This release introduces a new EPOLLEXCLUSIVE flag that can be passed as part of the event argument during an epoll_ctl(2) EPOLL_CTL_ADD operation. This new flag allows for exclusive wakeups when there are multiple epfds attached to a shared fd event source. In a modified version of Enduro/X, the use of the 'EPOLLEXCLUSIVE' flag reduced the length of this particular workload from 860s down to 24s.
Recommended LWN article: Epoll evolving: Better multi-threaded behavior
1.8. cgroup unified hierarchy is considered stable
cgroups, or control groups, are a feature introduced in Linux 2.6.24 which allow to allocate resources (such as CPU time, system memory, network bandwidth) among user-defined groups of processes running on a system. In the first implementation, cgroups allowed an arbitrary number of process hierarchies and each hierarchy could host any number of controllers. While this seemed to provide a high level of flexibility, in practice it had a number of problems, so in Linux 3.16 a new, unified hierarchy was merged. But it was experimental, only available with the -o __DEVEL__sane_behavior mount option.
In this release, the unified hierarchy is considered stable, and it's no longer hidden behind that developer flag. It can be mounted using the cgroup2 filesystem type (unfortunately, the cpu controller for cgroup2 hasn't made it into this release, only memory and io controllers are available at the moment). For more details, including a detailed reasoning behind the migration to the unified hierarchy, see the cgroup2 documentation: Documentation/cgroup-v2.txt
Code: (merge)
1.9. Performance improvements for SO_REUSEPORT UDP sockets
SO_REUSEPORT is a socket option available since Linux 3.9 that allows multiple listener sockets to bind to the same port.
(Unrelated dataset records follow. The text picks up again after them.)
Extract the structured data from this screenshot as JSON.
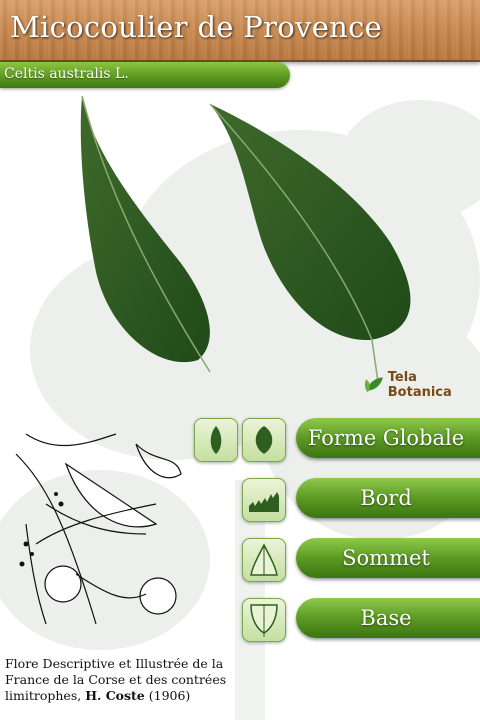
{
  "header": {
    "title": "Micocoulier de Provence"
  },
  "species": {
    "latin_name": "Celtis australis L."
  },
  "logo": {
    "text": "Tela Botanica"
  },
  "menu": {
    "items": [
      {
        "label": "Forme Globale"
      },
      {
        "label": "Bord"
      },
      {
        "label": "Sommet"
      },
      {
        "label": "Base"
      }
    ]
  },
  "caption": {
    "text": "Flore Descriptive et Illustrée de la France de la Corse et des contrées limitrophes, ",
    "author": "H. Coste",
    "year": " (1906)"
  },
  "colors": {
    "accent_green": "#5c9a24",
    "wood": "#c98a52"
  },
  "icons": [
    "leaf-shape-narrow-icon",
    "leaf-shape-wide-icon",
    "leaf-edge-icon",
    "leaf-apex-icon",
    "leaf-base-icon"
  ]
}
An use case for SO_REUSEPORT would be something like a web server binding to port 80 running with multiple threads, where each thread might have it's own listener socket.
In this release, Linux includes two optimizations for SO_REUSEPORT sockets (in this release, only for UDP sockets):
- Two new sockets options allow to define a classic or extended BPF program (SO_ATTACH_REUSEPORT_CBPF and SO_ATTACH_REUSEPORT_EBPF). These BPF programs can define how packets are assigned to the sockets placed in the SO_REUSEPORT group of sockets that are bound to the same port.
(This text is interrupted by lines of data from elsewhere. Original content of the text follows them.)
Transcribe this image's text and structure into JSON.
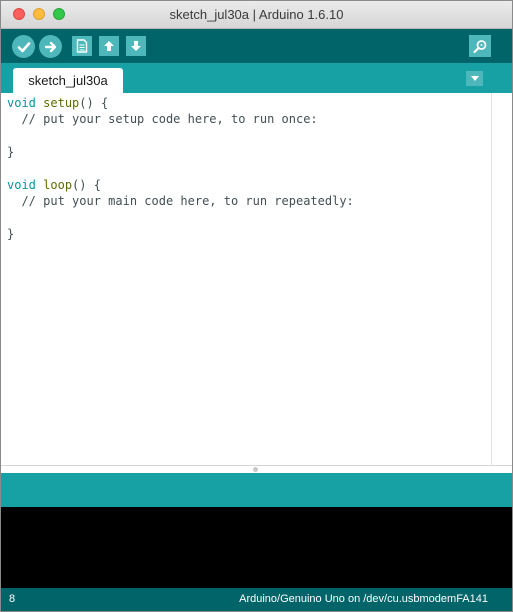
{
  "window": {
    "title": "sketch_jul30a | Arduino 1.6.10"
  },
  "toolbar": {
    "buttons": [
      {
        "name": "verify",
        "icon": "checkmark-icon"
      },
      {
        "name": "upload",
        "icon": "right-arrow-icon"
      },
      {
        "name": "new",
        "icon": "document-icon"
      },
      {
        "name": "open",
        "icon": "up-arrow-icon"
      },
      {
        "name": "save",
        "icon": "down-arrow-icon"
      },
      {
        "name": "serial-monitor",
        "icon": "magnifier-icon"
      }
    ]
  },
  "tabs": [
    {
      "label": "sketch_jul30a",
      "active": true
    }
  ],
  "editor": {
    "lines": [
      {
        "type_kw": "void",
        "func": "setup",
        "rest": "() {"
      },
      {
        "comment": "  // put your setup code here, to run once:"
      },
      {
        "blank": ""
      },
      {
        "text": "}"
      },
      {
        "blank": ""
      },
      {
        "type_kw": "void",
        "func": "loop",
        "rest": "() {"
      },
      {
        "comment": "  // put your main code here, to run repeatedly:"
      },
      {
        "blank": ""
      },
      {
        "text": "}"
      }
    ]
  },
  "status": {
    "line_number": "8",
    "board_port": "Arduino/Genuino Uno on /dev/cu.usbmodemFA141"
  },
  "colors": {
    "toolbar_bg": "#006468",
    "tabbar_bg": "#17a1a5",
    "button_bg": "#4db7bb",
    "keyword_type": "#00979c",
    "keyword_func": "#5e6d03",
    "console_bg": "#000000"
  }
}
- Faster lookup when selecting a SO_REUSEPORT socket for an incoming packet. Previously, the lookup process needed to consider all sockets, in this release an appropriate socket can be found much faster (see the commit link for benchmarks).
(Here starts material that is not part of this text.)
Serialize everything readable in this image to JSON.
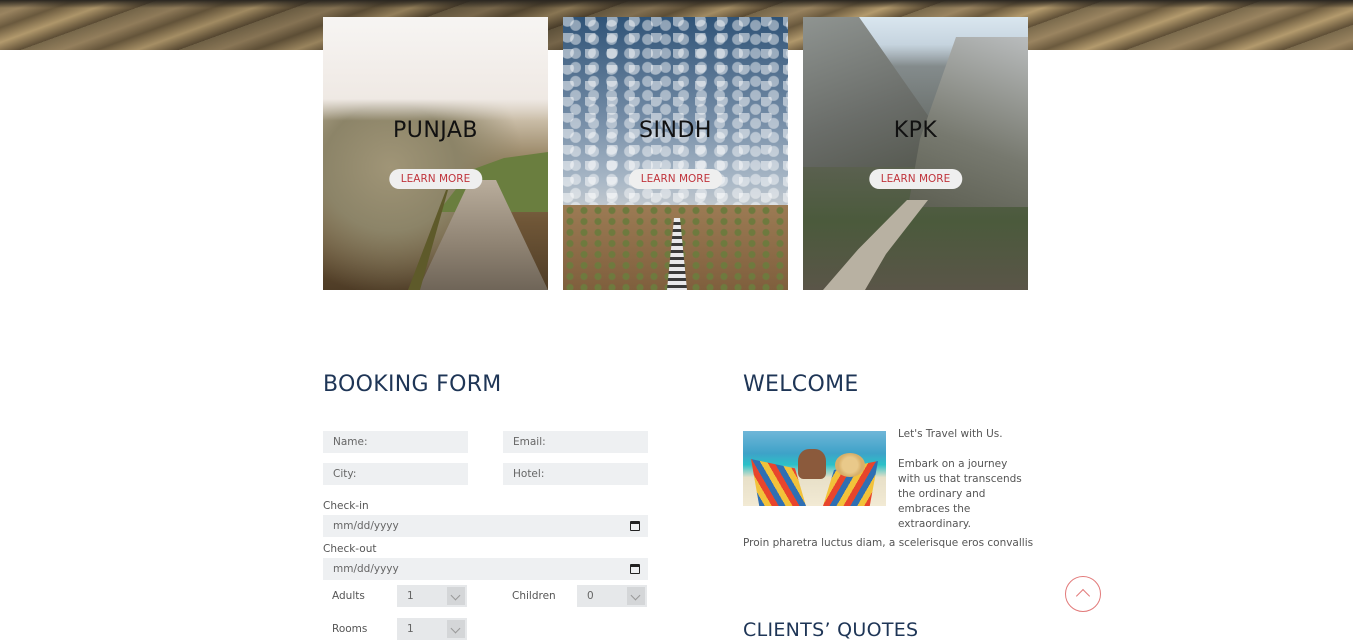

1.10. Proper control of socket memory usage in the memory controller
In past releases, socket buffers were accounted in the cgroup's memory controller, separately, without any pressure equalization between anonymous memory, page cache, and the socket buffers. When the socket buffer pool was exhausted, buffer allocations would fail and cause network performance to tank, regardless of whether there was still memory available to the group or not. Likewise, struggling anonymous or cache workingsets could not dip into an idle socket memory pool. Because of this, the feature was not usable for many real life applications.
In this release, the new unified memory controller will account all types of memory pages it is tracking on behalf of a cgroup in a single pool. Upon pressure, the VM reclaims and shrinks and puts pressure on whatever memory consumer in that pool is within its reach. When the VM has trouble freeing memory, the network code is instructed to stop growing the cgroup's transmit windows. Overhead is only incurred when a non-root control group is created and the memory controller is instructed to track and account the memory footprint of that group. cgroup.memory=nosocket can be specified on the boot commandline to override any runtime configuration and forcibly exclude socket memory from active memory resource control.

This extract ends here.